If the pension age is raised to 70:
- You may need to work up to four extra years before receiving state pension.
- This change would shift retirement plans, personal savings requirements, and career timelines—particularly for those in physically demanding roles.
- Future generations may be forced to rely more on private pensions or extended employment to maintain retirement income.
The prospect of the State Pension Age rising to 70 is becoming increasingly plausible as the UK faces mounting fiscal pressures, an ageing population, and ballooning pension costs.

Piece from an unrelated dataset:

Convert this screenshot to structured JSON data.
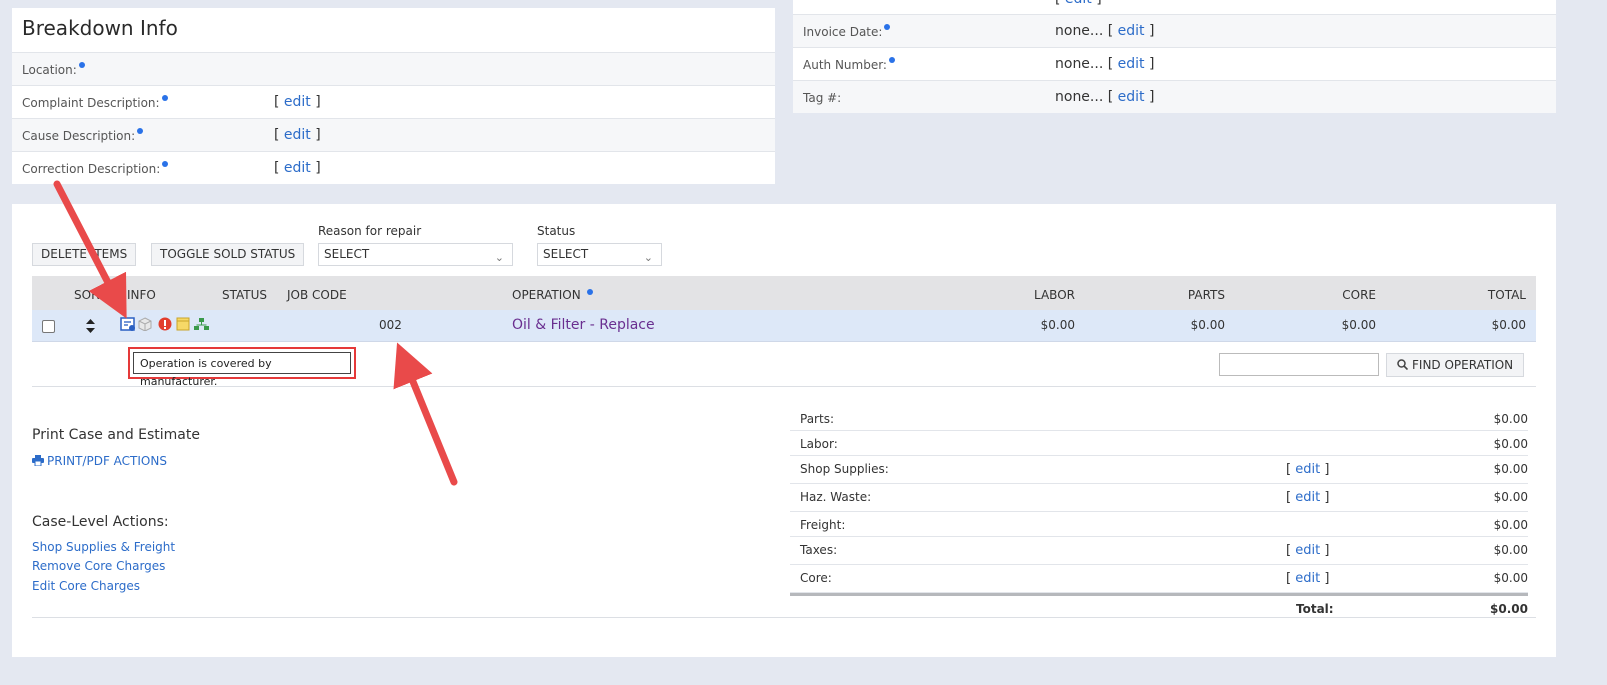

While the government seeks to protect current retirees—through mechanisms like the triple lock and enhanced pension credit—serious questions about the system’s long-term viability remain.
The March 2029 review could usher in a seismic shift in retirement planning across the UK. Now is the time to stay informed and consider how this might affect your financial future.
FAQs
Will the State Pension Age definitely rise to 70?
Not yet. While a review is due in March 2029, analysts suggest age 70 is a strong possibility given rising costs and demographic pressures.
What’s driving the push for a higher pension age?
Mainly longer life expectancy, the steeply increasing cost of pensions (projected to reach 7.7% of GDP), and the hefty financial burden of the triple lock policy.
When is the next change to the pension age expected?
The next scheduled rise is to 67 by 2028. The government’s broader review, which could decide further changes, will report in March 2029.